On a bit of a different note, there are also emergent plants that can negatively impact the environment of your pond. Giant Reed, also known as Phragmites can grow in just about any type of wetland. If it becomes established on the edge of your pond, it will reproduce rapidly and take over the shoreline. This creates issues for pond owners because the plant can grow up to 15 feet tall, blocking the view and limiting access points. This plant reproduces from seeds but more commonly by sprouting off of underground stems, also known as rhizomes. The reed does not provide a benefit to wetland species because the clusters are too dense to provide habitat, and it doesn't supply a food source.
Mechanical removal, chemical treatments, and prescribed burning are all methods that can be used to eradicate Giant Reed from your pond. Giant Reed is so resilient that using multiple methods of removal is often necessary. Applying a chemical treatment and allowing it to do its job for a couple of weeks is the best way to start the process. After the chemical treatment has had time to work, physical removal should be considered. Physical removal includes mowing, weed whacking, and in serious situations, prescribed burning or excavating. As with all other aquatic invasive species, prevention is key. Always make sure your boats and equipment are clean and dry before bringing them anywhere near your pond, and remember to keep on top of these species if they are ever established in your pond to ensure that they don't grow back in later years.

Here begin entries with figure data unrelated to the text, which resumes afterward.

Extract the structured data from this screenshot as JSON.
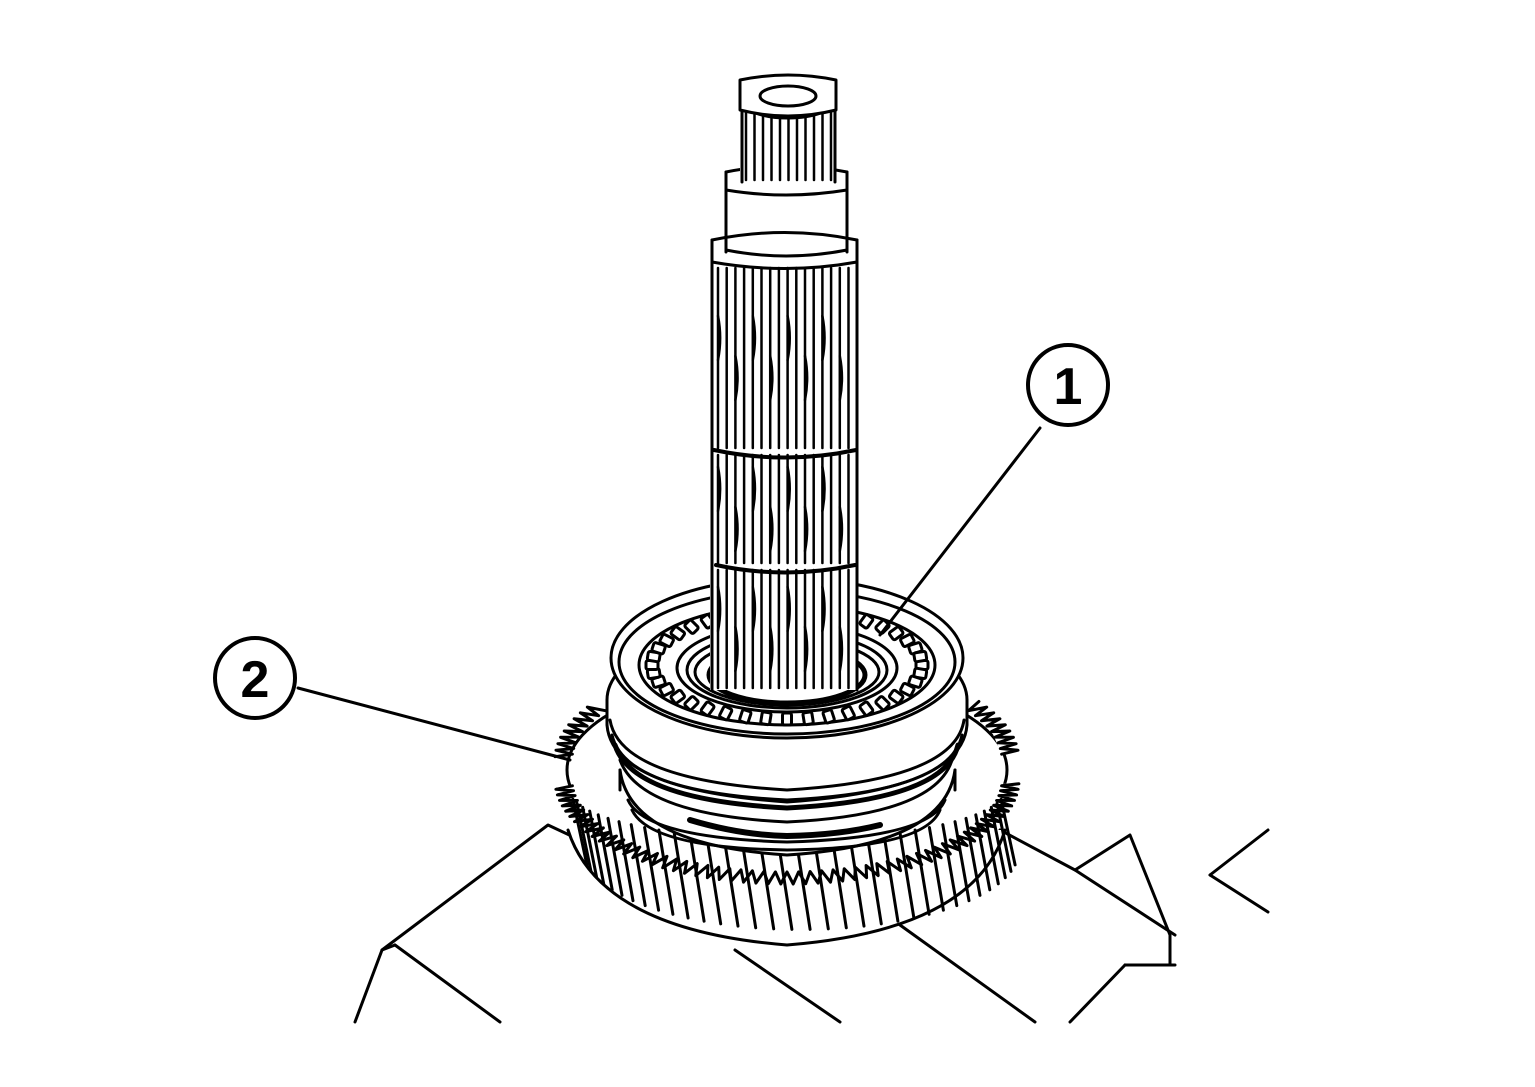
{
  "colors": {
    "background": "#ffffff",
    "ink": "#000000"
  },
  "callouts": [
    {
      "id": "1",
      "label": "1"
    },
    {
      "id": "2",
      "label": "2"
    }
  ]
}
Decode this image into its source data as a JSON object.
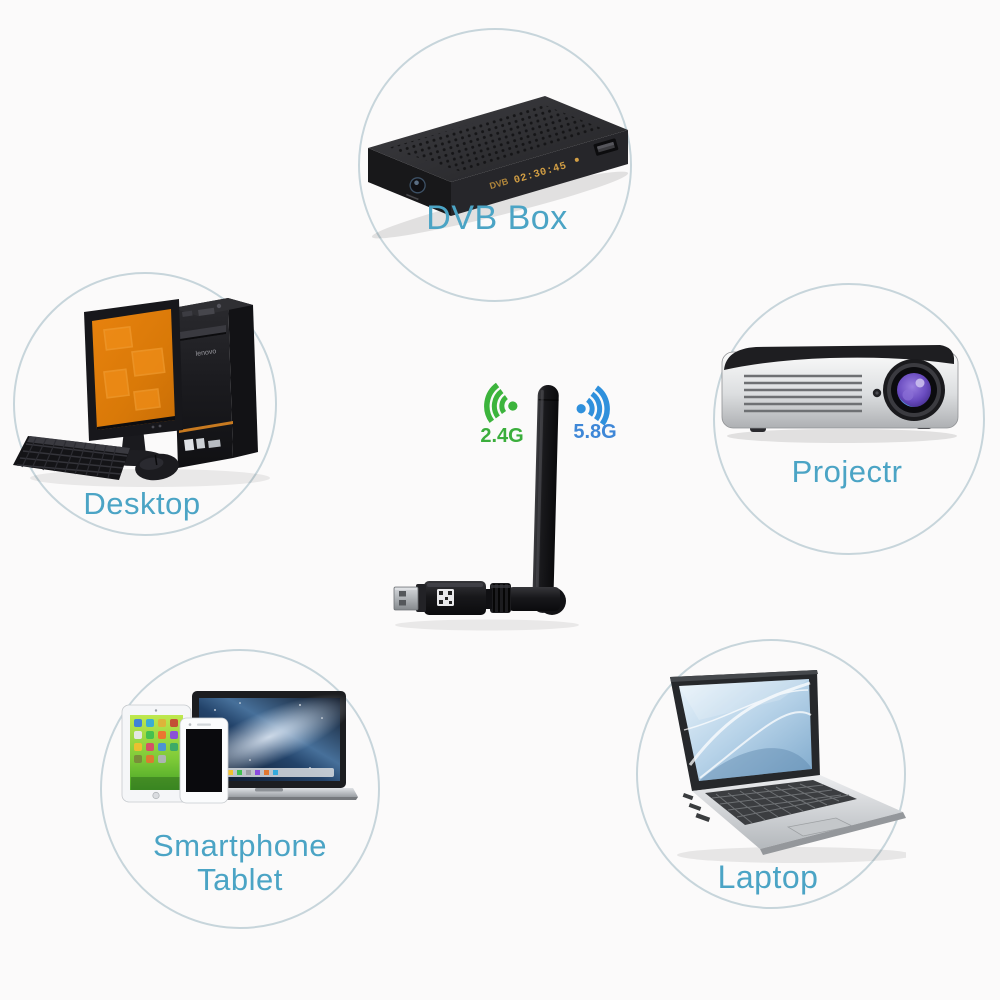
{
  "page": {
    "type": "product-compatibility-diagram",
    "background": "#fbfafa",
    "product": "USB WiFi antenna adapter (dual band)"
  },
  "colors": {
    "label_text": "#4ba4c5",
    "band_24_green": "#3bae3c",
    "band_58_blue": "#3e87d7",
    "circle_border": "#c7d5db",
    "display_amber": "#d29e44"
  },
  "center_device": {
    "name": "usb-wifi-antenna-adapter",
    "bands": [
      {
        "label": "2.4G",
        "color": "#3bae3c",
        "icon": "wifi-signal-left-icon"
      },
      {
        "label": "5.8G",
        "color": "#3e87d7",
        "icon": "wifi-signal-right-icon"
      }
    ]
  },
  "dvb_display": {
    "logo": "DVB",
    "time": "02:30:45"
  },
  "desktop_tower_logo": "lenovo",
  "categories": [
    {
      "id": "dvb-box",
      "label": "DVB Box",
      "position": "top"
    },
    {
      "id": "desktop",
      "label": "Desktop",
      "position": "left"
    },
    {
      "id": "projector",
      "label": "Projectr",
      "position": "right"
    },
    {
      "id": "smartphone-tablet",
      "label_line1": "Smartphone",
      "label_line2": "Tablet",
      "position": "bottom-left"
    },
    {
      "id": "laptop",
      "label": "Laptop",
      "position": "bottom-right"
    }
  ]
}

To avoid future headaches, always be mindful of species that may be coming in contact with your gear. If you use a boat in a water body that is known to have aquatic invasives, be sure to drain all water from the boat and allow it to dry for at least a few days before bringing it back to your personal pond. Being aware of what you are bringing into your pond could save you the trouble, as well as a lot of time and money, of having to deal with aquatic invasive species.